Le nouveau bus qui nous a pris au café s’engage dans une ruelle sombre. Le chauffeur, aussi peu bavard que le premier, coupe soudainement le moteur et nous dit de ne pas faire de bruit, de ne pas sortir les mains par la fenêtre. Il descend, fait semblant de nettoyer le véhicule, attend.
«Qu’est-ce qui se passe?» demande Amar dans l’obscurité du minibus. Personne ne lui répond, et personne n’ose poser la question au chauffeur.
«Il faut tout arrêter», explique Nuri un peu plus tard au téléphone. Il y a une heure, les garde-côtes ont arrêté une centaine de réfugiés. Il faut revoir la situation.
«Dehors!» aboie le chauffeur à quatre heures du matin. Il s’est garé dans une rue déserte, entre les hautes tours du centre-ville. Un rayon de lumière tombe soudain dans la ruelle, une porte s’ouvre sur la cage d’escalier d’un des nombreux halls d’immeuble, nous nous précipitons à l’intérieur et grimpons jusqu’à un étage élevé où une autre porte nous mène à un appartement. Le loueur que nous apercevons du coin de l’œil s’éclipse dans la nuit. Les passeurs lui versent le triple du loyer journalier habituel. Un trois pièces avec deux lits et deux canapés. Nous nous endormons effrayés. La plupart d’entre nous se réveillent lorsque le soleil décline à nouveau, après la prière de midi.
LA COMMUNAUTÉ
La vie change de rythme pour les réfugiés. Le jour devient la nuit et la nuit, le jour. Après s’être levé, Amar est sorti acheter des falafels pour tout le monde. Il se révèle vite être celui qui prend les choses en main, qui parle et négocie pour le groupe. Nous sommes 13 à présent, nous nous rassemblons dans le salon autour des sacs en plastique contenant les repas. Chacun commence à se livrer un peu. Les frères Alaa, 31 ans, et Hussan, 20 ans, parlent de Damas. Leur famille possède un commerce de tapis dans la vieille ville, mais ils ont dû fermer boutique à cause de la guerre.
«Nos clients étaient à 90 % des étrangers.» Hussan aurait dû être incorporé dans l’armée, c’est pour cela qu’ils se sont tous deux décidés à prendre la fuite.
«Je fais ça pour mon frère, dit Alaa, il ne survivrait pas à la guerre.»
Hussan pèse 110 kilos, et pourtant il a déjà subi une intervention chirurgicale pour s’en faire aspirer 40. Son ventre ressemble maintenant à un tablier à deux pans. L’obésité est un grave problème, dans la classe moyenne syrienne. Les deux frères veulent passer par l’Italie pour se rendre en Suède, là où leur aîné est parvenu à s’installer l’année dernière. Il a eu beaucoup de chance. Son bateau a coulé juste devant l’Italie. Il nageait lorsque la marine italienne les a sauvés, lui et les autres. Il ne jure que par la Suède, il apprend la langue et veut travailler plus tard dans un snack.
Les cousins Rabea et Asus viennent d’une riche famille de commerçants. Rabea, 22 ans, qui avec ses 140 kilos est encore plus gros qu’Hussan, a déserté l’armée syrienne. Il a disparu de la circulation pendant quelques mois, il s’est d’abord caché chez ses grands-parents à Damas, puis des membres de la famille l’ont aidé à passer la frontière jordanienne avec de faux papiers. Sur le chemin de la Syrie, il a dû traverser 13 postes de contrôle. Chaque fois, il aurait pu être victime d’une exécution sommaire.

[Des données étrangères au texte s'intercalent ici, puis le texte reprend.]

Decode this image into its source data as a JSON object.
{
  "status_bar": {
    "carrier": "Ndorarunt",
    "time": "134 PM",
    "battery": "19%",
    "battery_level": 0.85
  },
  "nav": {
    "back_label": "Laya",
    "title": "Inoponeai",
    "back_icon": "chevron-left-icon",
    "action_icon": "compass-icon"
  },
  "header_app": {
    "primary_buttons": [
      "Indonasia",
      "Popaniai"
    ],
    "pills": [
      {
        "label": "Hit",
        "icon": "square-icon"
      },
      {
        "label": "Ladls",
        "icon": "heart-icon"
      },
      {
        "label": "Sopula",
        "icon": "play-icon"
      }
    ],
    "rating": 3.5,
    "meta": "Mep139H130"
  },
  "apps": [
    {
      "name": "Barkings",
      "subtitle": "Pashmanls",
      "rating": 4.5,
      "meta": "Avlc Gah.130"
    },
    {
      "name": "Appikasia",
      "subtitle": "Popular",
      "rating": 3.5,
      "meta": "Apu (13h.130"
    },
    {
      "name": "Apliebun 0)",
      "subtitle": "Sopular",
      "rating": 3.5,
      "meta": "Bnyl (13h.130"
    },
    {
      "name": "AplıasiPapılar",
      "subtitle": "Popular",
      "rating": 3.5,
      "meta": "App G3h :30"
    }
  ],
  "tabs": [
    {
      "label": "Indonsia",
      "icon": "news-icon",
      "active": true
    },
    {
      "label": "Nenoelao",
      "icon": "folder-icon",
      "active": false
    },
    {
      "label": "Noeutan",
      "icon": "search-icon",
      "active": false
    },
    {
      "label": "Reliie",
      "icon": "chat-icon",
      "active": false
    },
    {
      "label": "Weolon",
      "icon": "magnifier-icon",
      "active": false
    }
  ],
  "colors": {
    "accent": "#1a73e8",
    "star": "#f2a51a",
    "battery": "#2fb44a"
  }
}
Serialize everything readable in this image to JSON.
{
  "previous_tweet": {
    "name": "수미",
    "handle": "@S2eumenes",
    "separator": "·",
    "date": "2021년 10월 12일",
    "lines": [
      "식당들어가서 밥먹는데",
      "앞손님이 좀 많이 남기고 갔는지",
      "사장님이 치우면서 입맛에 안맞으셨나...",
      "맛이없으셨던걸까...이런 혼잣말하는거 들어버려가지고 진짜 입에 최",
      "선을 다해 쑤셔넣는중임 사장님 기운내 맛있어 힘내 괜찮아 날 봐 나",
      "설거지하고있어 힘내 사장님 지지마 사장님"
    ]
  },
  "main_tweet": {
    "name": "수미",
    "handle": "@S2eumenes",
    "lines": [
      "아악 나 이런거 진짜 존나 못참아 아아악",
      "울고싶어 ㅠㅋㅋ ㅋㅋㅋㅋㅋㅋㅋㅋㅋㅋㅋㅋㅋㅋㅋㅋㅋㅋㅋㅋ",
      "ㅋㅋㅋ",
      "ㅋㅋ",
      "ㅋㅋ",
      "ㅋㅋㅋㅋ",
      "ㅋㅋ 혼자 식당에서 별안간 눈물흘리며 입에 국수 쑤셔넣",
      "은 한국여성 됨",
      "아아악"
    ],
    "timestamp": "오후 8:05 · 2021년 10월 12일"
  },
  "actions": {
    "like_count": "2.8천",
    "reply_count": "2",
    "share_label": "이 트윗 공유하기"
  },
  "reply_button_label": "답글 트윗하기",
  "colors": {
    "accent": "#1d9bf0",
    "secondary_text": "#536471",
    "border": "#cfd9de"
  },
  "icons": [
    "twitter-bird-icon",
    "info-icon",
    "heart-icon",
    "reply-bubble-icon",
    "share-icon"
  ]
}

«Depuis, je n’ai plus peur de rien», déclare-t-il avec emphase pendant le repas. Il voyage sous un faux nom, se fait appeler Ahmed lorsqu’il y a des gens dans les parages, et il a acheté son visa pour l’Égypte à coup de pots-de-vin. Ça lui a coûté 2 400 dollars en Jordanie. «Vous voulez voir?» demande-t-il fièrement en montrant son faux passeport et son visa. On se transmet le passeport de main en main, Alaa le donne à Amar, qui le donne à Hussan, qui me le donne. Ils en admirent tous la qualité.